Diese Probleme erinnern mich an Firewire...


----------



## Iceananas (1. Juli 2011)

m-o-m-o schrieb:


> Diese Probleme erinnern mich an Firewire...


 
deswegen hat sich der mist auch nicht wirklich durchgesetzt. und TB ist seit der existenz von USB 3.0 auch überflüssig, auch wenn TB technisch überlegen sein mag.


----------



## Progs-ID (1. Juli 2011)

50 Dollar ist schon ne Menge Holz für ein Kabel.
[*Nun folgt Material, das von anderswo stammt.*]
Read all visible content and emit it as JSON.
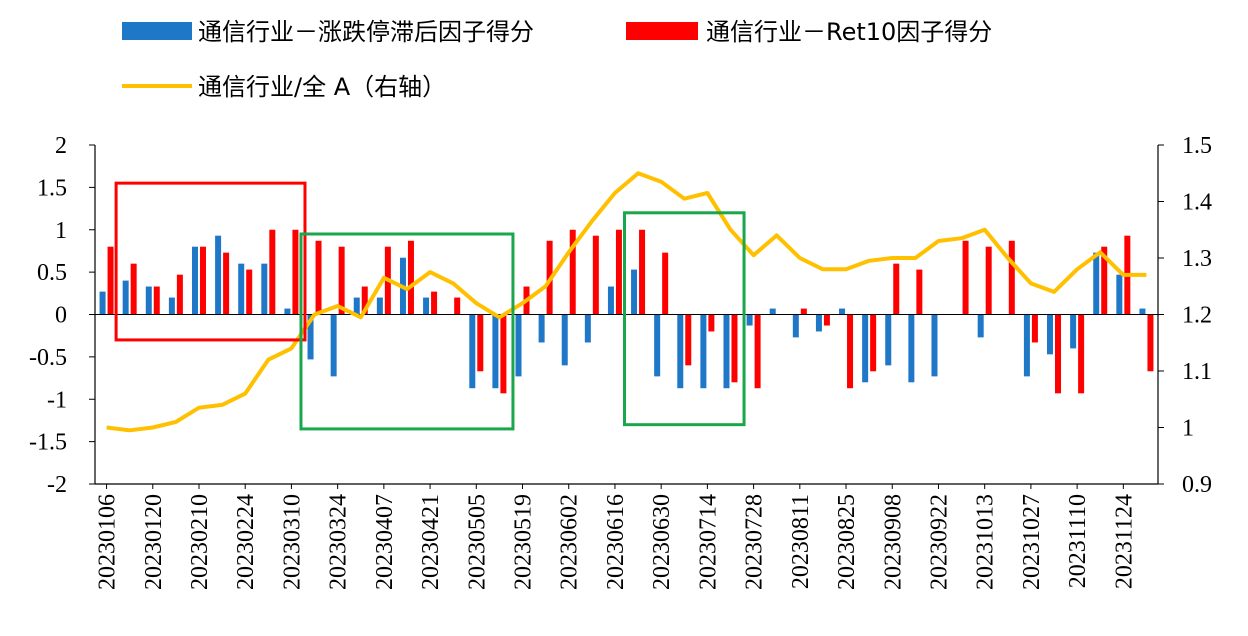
{
  "chart_data": {
    "type": "bar",
    "title": "",
    "legend": [
      {
        "label": "通信行业－涨跌停滞后因子得分",
        "color": "#1f77c8",
        "marker": "bar"
      },
      {
        "label": "通信行业－Ret10因子得分",
        "color": "#ff0000",
        "marker": "bar"
      },
      {
        "label": "通信行业/全 A（右轴）",
        "color": "#ffc000",
        "marker": "line"
      }
    ],
    "y_left": {
      "min": -2,
      "max": 2,
      "ticks": [
        "2",
        "1.5",
        "1",
        "0.5",
        "0",
        "-0.5",
        "-1",
        "-1.5",
        "-2"
      ]
    },
    "y_right": {
      "min": 0.9,
      "max": 1.5,
      "ticks": [
        "1.5",
        "1.4",
        "1.3",
        "1.2",
        "1.1",
        "1",
        "0.9"
      ]
    },
    "x_tick_labels": [
      "20230106",
      "20230120",
      "20230210",
      "20230224",
      "20230310",
      "20230324",
      "20230407",
      "20230421",
      "20230505",
      "20230519",
      "20230602",
      "20230616",
      "20230630",
      "20230714",
      "20230728",
      "20230811",
      "20230825",
      "20230908",
      "20230922",
      "20231013",
      "20231027",
      "20231110",
      "20231124"
    ],
    "periods": 46,
    "series": [
      {
        "name": "通信行业－涨跌停滞后因子得分",
        "axis": "left",
        "color": "#1f77c8",
        "values": [
          0.27,
          0.4,
          0.33,
          0.2,
          0.8,
          0.93,
          0.6,
          0.6,
          0.07,
          -0.53,
          -0.73,
          0.2,
          0.2,
          0.67,
          0.2,
          0.0,
          -0.87,
          -0.87,
          -0.73,
          -0.33,
          -0.6,
          -0.33,
          0.33,
          0.53,
          -0.73,
          -0.87,
          -0.87,
          -0.87,
          -0.13,
          0.07,
          -0.27,
          -0.2,
          0.07,
          -0.8,
          -0.6,
          -0.8,
          -0.73,
          0.0,
          -0.27,
          0.0,
          -0.73,
          -0.47,
          -0.4,
          0.73,
          0.47,
          0.07
        ]
      },
      {
        "name": "通信行业－Ret10因子得分",
        "axis": "left",
        "color": "#ff0000",
        "values": [
          0.8,
          0.6,
          0.33,
          0.47,
          0.8,
          0.73,
          0.53,
          1.0,
          1.0,
          0.87,
          0.8,
          0.33,
          0.8,
          0.87,
          0.27,
          0.2,
          -0.67,
          -0.93,
          0.33,
          0.87,
          1.0,
          0.93,
          1.0,
          1.0,
          0.73,
          -0.6,
          -0.2,
          -0.8,
          -0.87,
          0.0,
          0.07,
          -0.13,
          -0.87,
          -0.67,
          0.6,
          0.53,
          0.0,
          0.87,
          0.8,
          0.87,
          -0.33,
          -0.93,
          -0.93,
          0.8,
          0.93,
          -0.67
        ]
      },
      {
        "name": "通信行业/全 A（右轴）",
        "axis": "right",
        "color": "#ffc000",
        "type": "line",
        "values": [
          1.0,
          0.995,
          1.0,
          1.01,
          1.035,
          1.04,
          1.06,
          1.12,
          1.14,
          1.2,
          1.215,
          1.195,
          1.265,
          1.245,
          1.275,
          1.255,
          1.22,
          1.195,
          1.22,
          1.25,
          1.31,
          1.365,
          1.415,
          1.45,
          1.435,
          1.405,
          1.415,
          1.35,
          1.305,
          1.34,
          1.3,
          1.28,
          1.28,
          1.295,
          1.3,
          1.3,
          1.33,
          1.335,
          1.35,
          1.3,
          1.255,
          1.24,
          1.28,
          1.31,
          1.27,
          1.27
        ]
      }
    ],
    "annotations": [
      {
        "shape": "rect",
        "color": "#ff0000",
        "from_period": 1,
        "to_period": 8,
        "y_top": 1.55,
        "y_bottom": -0.3
      },
      {
        "shape": "rect",
        "color": "#1aa64a",
        "from_period": 9,
        "to_period": 17,
        "y_top": 0.95,
        "y_bottom": -1.35
      },
      {
        "shape": "rect",
        "color": "#1aa64a",
        "from_period": 23,
        "to_period": 27,
        "y_top": 1.2,
        "y_bottom": -1.3
      }
    ]
  }
}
Aber, nem richtigen Apple-Fanboy werden diese 50 Dollar kaum was aus machen, weil die anderen Sachen ja auch schon teuer genug sind.


----------



## JBX (1. Juli 2011)

Iceananas schrieb:


> deswegen hat sich der mist auch nicht wirklich durchgesetzt.
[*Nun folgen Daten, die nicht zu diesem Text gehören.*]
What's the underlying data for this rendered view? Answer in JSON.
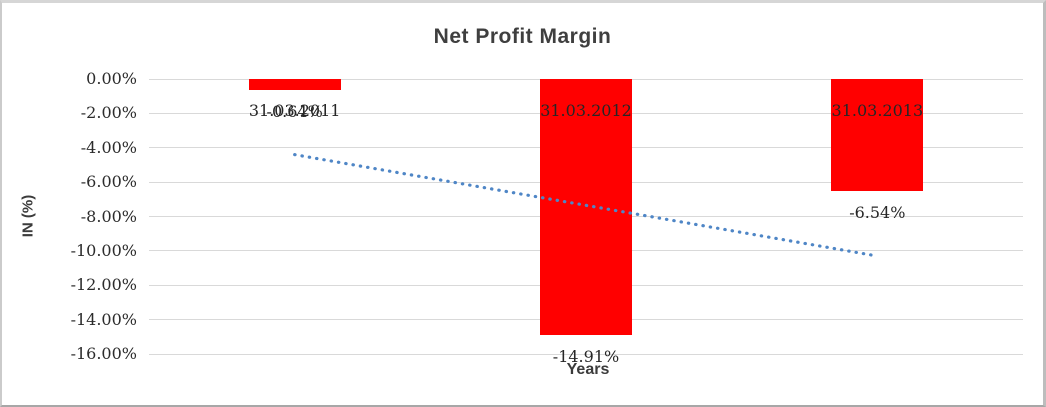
{
  "chart_data": {
    "type": "bar",
    "title": "Net Profit Margin",
    "xlabel": "Years",
    "ylabel": "IN (%)",
    "categories": [
      "31.03.2011",
      "31.03.2012",
      "31.03.2013"
    ],
    "values": [
      -0.64,
      -14.91,
      -6.54
    ],
    "data_labels": [
      "-0.64%",
      "-14.91%",
      "-6.54%"
    ],
    "ytick_labels": [
      "0.00%",
      "-2.00%",
      "-4.00%",
      "-6.00%",
      "-8.00%",
      "-10.00%",
      "-12.00%",
      "-14.00%",
      "-16.00%"
    ],
    "ytick_values": [
      0,
      -2,
      -4,
      -6,
      -8,
      -10,
      -12,
      -14,
      -16
    ],
    "ylim": [
      0,
      -16
    ],
    "grid": true,
    "legend_position": "none",
    "bar_color": "#ff0000",
    "gridline_color": "#d9d9d9",
    "trendline": {
      "type": "linear",
      "style": "dotted",
      "color": "#4f86c6",
      "x_start": 0.5,
      "value_start": -4.4,
      "x_end": 2.5,
      "value_end": -10.3
    }
  }
}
Naja, Firewire hat sich an manchen Stellen schon durchgesetzt wo USB 2.0 einfach nicht gereicht hat z.B. übertragung von DV-Camcorder zu PC und zum Teil auch Interfaces für Musiker weil Firewire glaub so gut wie Latenzfrei ist.
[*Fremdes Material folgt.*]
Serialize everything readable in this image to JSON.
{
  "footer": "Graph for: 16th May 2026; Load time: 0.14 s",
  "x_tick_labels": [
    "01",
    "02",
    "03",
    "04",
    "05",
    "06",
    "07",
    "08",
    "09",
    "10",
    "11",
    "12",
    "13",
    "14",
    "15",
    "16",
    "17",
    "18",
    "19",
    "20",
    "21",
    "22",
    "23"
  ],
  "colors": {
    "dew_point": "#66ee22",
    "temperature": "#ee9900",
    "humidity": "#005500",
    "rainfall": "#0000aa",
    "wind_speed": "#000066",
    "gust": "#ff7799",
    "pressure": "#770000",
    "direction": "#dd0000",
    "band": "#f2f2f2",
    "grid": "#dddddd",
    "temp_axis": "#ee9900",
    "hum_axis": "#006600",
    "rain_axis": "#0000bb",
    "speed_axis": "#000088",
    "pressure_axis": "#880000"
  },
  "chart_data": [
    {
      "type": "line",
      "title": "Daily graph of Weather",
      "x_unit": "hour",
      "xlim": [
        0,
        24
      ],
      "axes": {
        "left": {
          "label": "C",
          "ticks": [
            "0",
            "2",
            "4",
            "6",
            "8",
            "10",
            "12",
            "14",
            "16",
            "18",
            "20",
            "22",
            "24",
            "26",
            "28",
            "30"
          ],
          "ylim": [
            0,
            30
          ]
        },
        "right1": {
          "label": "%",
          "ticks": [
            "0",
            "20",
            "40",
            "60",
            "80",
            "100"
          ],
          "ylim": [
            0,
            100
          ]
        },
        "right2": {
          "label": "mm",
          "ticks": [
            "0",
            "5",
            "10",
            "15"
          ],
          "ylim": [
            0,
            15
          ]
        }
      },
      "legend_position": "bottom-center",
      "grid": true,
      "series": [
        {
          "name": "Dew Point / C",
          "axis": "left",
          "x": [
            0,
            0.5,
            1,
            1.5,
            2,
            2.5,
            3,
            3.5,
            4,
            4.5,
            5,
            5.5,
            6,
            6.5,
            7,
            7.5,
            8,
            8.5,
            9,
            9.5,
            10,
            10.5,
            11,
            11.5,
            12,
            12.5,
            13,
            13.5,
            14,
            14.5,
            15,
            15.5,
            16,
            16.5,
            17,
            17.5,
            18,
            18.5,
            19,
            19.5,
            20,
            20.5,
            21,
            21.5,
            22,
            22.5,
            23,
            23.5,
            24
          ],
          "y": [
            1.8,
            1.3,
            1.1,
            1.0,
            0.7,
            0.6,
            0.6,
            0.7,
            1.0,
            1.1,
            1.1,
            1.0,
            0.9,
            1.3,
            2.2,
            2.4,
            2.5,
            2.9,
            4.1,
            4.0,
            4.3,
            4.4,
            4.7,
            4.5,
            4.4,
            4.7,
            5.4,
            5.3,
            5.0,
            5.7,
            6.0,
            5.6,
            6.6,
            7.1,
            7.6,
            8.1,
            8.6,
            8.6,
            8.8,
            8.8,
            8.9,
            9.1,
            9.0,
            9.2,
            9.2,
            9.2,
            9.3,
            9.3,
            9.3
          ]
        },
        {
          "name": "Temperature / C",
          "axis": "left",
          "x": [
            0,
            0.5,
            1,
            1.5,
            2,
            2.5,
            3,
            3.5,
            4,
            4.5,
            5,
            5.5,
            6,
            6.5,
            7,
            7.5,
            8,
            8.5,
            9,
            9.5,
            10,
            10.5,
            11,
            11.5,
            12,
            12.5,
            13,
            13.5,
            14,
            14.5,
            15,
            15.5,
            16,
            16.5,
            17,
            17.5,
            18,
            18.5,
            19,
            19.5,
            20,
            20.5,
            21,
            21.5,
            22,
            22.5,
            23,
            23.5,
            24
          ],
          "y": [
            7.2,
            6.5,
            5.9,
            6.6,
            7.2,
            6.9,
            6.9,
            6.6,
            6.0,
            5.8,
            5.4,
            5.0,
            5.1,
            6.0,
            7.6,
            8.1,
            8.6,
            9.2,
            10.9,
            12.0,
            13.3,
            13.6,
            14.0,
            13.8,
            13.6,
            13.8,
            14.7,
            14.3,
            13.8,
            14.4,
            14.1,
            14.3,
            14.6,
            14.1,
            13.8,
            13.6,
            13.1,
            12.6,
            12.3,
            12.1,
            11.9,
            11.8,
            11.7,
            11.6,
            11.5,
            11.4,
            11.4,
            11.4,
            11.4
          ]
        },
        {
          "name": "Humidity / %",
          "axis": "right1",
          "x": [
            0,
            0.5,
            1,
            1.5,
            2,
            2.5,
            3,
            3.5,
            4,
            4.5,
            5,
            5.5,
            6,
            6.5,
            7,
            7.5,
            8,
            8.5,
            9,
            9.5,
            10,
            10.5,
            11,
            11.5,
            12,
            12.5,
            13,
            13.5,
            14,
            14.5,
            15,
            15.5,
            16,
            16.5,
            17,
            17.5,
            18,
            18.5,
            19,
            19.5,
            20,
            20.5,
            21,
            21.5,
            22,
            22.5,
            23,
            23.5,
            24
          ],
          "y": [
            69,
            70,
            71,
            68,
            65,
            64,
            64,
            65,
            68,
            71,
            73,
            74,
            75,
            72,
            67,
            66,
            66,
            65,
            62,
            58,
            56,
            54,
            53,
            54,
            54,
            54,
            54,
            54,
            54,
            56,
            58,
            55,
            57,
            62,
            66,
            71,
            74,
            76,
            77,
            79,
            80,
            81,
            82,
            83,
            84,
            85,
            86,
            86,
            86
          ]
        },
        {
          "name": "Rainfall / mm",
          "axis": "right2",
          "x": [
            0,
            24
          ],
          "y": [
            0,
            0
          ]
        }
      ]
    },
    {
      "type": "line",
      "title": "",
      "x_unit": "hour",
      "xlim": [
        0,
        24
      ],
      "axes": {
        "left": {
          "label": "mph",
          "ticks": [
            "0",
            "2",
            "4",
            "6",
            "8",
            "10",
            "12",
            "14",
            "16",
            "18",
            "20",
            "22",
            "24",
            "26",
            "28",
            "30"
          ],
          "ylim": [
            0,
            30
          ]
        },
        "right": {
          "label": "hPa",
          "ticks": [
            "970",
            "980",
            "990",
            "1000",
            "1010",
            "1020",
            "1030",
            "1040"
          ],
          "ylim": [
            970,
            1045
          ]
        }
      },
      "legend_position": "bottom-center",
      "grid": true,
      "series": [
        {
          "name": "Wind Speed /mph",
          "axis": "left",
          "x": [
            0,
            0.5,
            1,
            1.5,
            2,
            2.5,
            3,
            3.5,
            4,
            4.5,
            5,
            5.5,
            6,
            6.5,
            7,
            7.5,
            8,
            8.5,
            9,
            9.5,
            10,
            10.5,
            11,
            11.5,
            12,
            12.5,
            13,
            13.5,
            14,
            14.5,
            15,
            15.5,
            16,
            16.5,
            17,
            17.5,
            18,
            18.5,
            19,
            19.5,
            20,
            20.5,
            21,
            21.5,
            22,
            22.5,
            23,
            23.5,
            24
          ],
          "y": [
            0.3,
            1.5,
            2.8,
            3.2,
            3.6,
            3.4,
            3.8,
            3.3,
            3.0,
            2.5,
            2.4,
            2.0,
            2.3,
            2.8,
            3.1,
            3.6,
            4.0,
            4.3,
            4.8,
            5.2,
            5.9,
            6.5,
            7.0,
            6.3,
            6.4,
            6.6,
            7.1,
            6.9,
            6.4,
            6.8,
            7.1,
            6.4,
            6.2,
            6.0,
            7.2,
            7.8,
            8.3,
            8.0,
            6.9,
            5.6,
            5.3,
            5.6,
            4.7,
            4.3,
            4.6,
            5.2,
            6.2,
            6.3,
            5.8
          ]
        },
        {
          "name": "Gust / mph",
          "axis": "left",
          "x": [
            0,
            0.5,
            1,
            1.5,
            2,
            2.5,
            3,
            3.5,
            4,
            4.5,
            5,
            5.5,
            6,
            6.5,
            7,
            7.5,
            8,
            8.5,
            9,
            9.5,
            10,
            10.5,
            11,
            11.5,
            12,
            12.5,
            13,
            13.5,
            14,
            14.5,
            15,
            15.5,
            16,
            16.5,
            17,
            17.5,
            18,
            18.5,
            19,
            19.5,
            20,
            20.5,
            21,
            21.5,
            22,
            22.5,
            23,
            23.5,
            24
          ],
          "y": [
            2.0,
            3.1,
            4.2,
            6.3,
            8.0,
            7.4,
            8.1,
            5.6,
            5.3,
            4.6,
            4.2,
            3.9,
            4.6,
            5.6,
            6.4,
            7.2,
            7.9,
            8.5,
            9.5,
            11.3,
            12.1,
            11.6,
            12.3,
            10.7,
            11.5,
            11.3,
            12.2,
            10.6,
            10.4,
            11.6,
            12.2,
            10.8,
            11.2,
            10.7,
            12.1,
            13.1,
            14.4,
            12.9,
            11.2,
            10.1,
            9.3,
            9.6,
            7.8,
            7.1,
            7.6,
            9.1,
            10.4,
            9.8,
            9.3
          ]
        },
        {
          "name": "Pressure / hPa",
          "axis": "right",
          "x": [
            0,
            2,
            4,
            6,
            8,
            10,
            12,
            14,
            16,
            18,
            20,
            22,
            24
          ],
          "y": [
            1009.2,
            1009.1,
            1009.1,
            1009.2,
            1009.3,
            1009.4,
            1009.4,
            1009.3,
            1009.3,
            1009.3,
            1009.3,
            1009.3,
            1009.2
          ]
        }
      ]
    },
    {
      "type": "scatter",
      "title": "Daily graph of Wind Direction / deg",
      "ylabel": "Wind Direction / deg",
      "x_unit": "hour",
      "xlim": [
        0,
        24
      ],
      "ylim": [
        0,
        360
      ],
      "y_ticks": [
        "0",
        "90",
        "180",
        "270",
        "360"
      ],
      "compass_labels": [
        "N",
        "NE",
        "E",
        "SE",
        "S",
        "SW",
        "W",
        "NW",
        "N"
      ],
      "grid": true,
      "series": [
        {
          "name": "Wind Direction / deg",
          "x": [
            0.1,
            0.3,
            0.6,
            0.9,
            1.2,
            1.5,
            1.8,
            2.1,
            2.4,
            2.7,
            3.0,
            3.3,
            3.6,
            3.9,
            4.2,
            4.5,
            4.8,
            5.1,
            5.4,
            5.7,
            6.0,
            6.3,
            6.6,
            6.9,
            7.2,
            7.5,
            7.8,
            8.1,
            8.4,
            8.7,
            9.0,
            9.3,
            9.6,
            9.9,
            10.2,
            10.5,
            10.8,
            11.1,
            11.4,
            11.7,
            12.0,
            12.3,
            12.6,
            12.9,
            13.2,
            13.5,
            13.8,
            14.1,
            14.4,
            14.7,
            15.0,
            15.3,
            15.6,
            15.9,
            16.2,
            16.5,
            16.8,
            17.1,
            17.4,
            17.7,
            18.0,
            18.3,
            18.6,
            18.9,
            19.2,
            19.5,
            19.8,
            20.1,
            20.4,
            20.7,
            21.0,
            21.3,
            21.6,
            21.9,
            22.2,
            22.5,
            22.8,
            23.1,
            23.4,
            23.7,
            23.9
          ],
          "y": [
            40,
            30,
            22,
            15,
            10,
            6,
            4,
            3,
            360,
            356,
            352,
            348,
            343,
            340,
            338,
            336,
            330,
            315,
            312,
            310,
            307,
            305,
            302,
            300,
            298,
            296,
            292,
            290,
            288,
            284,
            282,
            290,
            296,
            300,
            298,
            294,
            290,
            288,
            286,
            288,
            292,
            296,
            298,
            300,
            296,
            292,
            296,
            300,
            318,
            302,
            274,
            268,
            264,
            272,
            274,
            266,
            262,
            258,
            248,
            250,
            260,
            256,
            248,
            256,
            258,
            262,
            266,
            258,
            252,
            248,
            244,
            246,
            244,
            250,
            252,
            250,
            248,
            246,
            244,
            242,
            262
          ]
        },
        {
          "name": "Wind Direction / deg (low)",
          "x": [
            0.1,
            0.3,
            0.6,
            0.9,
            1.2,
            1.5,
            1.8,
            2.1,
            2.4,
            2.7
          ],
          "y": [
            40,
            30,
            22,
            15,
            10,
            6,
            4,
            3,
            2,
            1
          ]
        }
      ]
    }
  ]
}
Ich empfinde Thunderbolt irgendwie als eine Abgrenzung von Apple zum PC. Werden die eigentlich auch USB 3.0 haben?


----------



## Cosmas (1. Juli 2011)

naja apple ist ja auch nicht gleich pc, auch wennse in letzter zeit viel mit pc technik spielen, davon mal ab, is das ja auch son intel ding, die haben ja usb3 nicht mitgetragen, das wurde an denen ja vorbei entwickelt und ratifiziert. von daher würde ich das zumindest stark bezweifeln.


----------



## rebel4life (3. Juli 2011)

Bennz schrieb:


> Hätte ich jetzt nicht gelesen, aber 50$ fürn kabel is teuer.


 
50$ für ein Kabel ist teuer? Guck mal bei Siemens nach. SPS Programmierkabel. Das kostet da schon erheblich mehr. 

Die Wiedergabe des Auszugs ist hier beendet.